カリカチュアライズされてはいたが、ゼロ・モステルの悪徳弁護士(しかも
仲間の一人の親父)など、あ、こういう人物いるいる! と思わせる怪演
であった。

リアリズムに準拠したニューシネマのいいところをすくって、
アクションものにそのエッセンスを注入することで、イェーツは
自分のスタイルを確立させ、そのスタイルは後に模倣者が続出する
ほどになり、やがてエンタテインメント映画の基本にまでなって
いった。

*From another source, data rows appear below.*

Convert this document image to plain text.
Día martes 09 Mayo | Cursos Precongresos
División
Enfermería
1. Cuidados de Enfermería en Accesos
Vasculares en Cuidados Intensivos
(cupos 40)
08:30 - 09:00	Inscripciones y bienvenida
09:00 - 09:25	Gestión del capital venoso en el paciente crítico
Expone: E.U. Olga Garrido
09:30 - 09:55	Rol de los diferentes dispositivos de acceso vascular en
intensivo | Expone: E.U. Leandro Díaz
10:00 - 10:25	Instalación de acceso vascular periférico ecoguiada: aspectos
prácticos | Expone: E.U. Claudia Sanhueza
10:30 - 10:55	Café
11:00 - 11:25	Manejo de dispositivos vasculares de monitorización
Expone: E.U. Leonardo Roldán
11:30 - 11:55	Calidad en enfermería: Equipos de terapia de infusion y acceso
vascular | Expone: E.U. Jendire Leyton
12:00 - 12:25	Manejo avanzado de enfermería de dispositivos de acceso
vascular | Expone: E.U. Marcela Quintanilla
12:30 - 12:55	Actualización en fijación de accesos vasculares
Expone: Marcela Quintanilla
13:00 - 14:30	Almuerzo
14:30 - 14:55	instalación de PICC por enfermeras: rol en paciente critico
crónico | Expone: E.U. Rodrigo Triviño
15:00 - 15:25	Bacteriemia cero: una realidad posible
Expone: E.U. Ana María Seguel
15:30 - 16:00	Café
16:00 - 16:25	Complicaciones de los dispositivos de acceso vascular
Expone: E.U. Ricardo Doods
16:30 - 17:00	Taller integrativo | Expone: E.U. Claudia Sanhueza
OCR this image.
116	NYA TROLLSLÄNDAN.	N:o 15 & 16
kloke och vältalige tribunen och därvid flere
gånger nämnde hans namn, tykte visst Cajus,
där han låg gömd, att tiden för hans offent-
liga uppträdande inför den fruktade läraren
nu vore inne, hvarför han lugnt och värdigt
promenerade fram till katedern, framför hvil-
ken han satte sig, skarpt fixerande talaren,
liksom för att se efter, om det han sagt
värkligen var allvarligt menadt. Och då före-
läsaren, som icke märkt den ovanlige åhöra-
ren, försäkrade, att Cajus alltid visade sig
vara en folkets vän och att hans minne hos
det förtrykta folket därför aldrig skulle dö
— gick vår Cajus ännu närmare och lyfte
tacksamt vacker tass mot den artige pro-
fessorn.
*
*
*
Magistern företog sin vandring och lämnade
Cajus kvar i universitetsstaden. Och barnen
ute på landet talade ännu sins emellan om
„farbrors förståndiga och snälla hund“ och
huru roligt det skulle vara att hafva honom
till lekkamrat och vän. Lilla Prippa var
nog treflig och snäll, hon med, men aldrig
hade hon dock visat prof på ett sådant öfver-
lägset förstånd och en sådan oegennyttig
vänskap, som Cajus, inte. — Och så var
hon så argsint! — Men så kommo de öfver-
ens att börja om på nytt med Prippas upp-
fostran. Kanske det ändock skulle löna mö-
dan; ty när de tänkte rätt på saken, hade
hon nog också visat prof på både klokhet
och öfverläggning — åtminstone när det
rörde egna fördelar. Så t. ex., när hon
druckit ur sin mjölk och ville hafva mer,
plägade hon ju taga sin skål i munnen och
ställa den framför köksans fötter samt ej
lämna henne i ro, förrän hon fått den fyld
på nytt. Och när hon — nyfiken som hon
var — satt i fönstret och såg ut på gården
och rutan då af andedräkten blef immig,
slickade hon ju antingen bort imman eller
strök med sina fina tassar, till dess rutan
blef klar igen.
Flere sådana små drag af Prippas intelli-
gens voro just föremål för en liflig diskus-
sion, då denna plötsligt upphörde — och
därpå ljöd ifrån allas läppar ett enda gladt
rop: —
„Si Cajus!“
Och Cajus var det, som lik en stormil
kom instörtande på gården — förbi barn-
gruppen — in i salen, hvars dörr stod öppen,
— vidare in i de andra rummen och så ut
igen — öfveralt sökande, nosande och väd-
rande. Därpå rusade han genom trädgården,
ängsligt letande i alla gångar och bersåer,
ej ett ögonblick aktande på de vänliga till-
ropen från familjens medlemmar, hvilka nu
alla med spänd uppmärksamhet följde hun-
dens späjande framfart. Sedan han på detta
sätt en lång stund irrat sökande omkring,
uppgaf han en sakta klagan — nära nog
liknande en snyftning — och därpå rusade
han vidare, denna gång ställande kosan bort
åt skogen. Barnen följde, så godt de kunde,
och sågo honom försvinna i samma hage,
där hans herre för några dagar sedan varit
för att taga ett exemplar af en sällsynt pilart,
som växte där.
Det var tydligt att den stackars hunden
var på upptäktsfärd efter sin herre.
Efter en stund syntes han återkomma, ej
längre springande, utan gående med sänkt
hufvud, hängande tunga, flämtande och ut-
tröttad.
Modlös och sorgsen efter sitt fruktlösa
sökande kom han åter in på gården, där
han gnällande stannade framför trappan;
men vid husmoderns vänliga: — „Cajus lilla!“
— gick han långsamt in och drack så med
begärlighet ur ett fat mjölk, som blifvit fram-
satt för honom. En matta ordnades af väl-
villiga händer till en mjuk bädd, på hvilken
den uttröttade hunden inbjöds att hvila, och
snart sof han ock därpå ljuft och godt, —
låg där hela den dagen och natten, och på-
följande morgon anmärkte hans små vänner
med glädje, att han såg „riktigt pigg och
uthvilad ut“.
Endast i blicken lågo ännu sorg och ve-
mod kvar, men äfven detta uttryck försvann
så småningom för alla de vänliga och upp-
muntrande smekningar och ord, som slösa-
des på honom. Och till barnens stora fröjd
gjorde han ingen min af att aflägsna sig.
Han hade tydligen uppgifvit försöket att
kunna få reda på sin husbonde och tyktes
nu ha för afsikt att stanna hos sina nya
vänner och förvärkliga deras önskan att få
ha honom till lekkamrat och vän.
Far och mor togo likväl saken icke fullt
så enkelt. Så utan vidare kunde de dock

だが、模倣されたのはあくまで“型”であり、どんなに
エンタテインメントに特化しようとイェーツが決して踏み外さなかった、
地に足をつけたリアリズムは、やがて形骸化し、ひたすらマンガチック
なアクションが“目立つ”という理由でもてはやされるようになった。

ニューシネマ時代にしゃれたアクションを撮っていた監督たちは
のきなみ『スターウォーズ』(77)以降、その精彩を欠いていくが、
これは、その身に付けたリアリズムの技法がどんどん、SW以降の
映画で必要性を減じていく状況の下で仕方ないことだったろう。
イェーツもその中でもがき、そのあがきが顕著な作品を作っていく。
1983年の『銀河伝説クルール』などは、SFファンタジー映画
という似合わない分野のものを無理矢理撮らされた苦悩が如実に
伝わってくる作品で、露骨なファンタジー的単純化をされた話に、
奇妙な部分的リアルっぽさ(普通のファンタジーなら殺される筈のない
役割の人物があっさり殺されるなど)が付随して、何か話がスカッと
しなくなってしまっているのだ。

ただし、これと同じ年に撮った『ドレッサー』が、流行などとは
無縁の、時代的にも空間的にも限定されたストーリィの枠の中で
思う存分、心理のアヤを優れた役者たちの競演で描くという、
ぜいたくな作りで秀作になっていたことを慶賀と思いたい。
むしろこの作品の中では、リアルな人間模様と見えてその実、
十二分にカリカチュアライズされたオーバーアクトな演技を
各役者たちに全開にして演じさせ、特殊な人間関係の中から普遍的
人間性を抽出することに成功していた。
戦争による劇場の破壊を目の当たりにして精神を惑乱させながらも、
舞台の上に上がれば有無をも言わさぬ名優にもどる座長(アルバート・
フィニー)にイェーツは自分自身を重ね合わせていたのではないか。
何か、そんな気がする。

その後もイェーツはトム・セレック、ピーター・フォーク、
マイケル・ケインといった役者たちと組んで、傑作とは言えない
までも、それなりに評価できる作品を作り続けた。時流から外れた後、
金のためにつまらない仕事を乱発してかつてのファンに頭を
抱えさせる監督が多い中、晩節を汚さなかったのは見事と言っていい。
それは、どんなに時代が変化しても変わらない“人間性”のリアリズム
を、この監督が押さえていたからだと思うのである。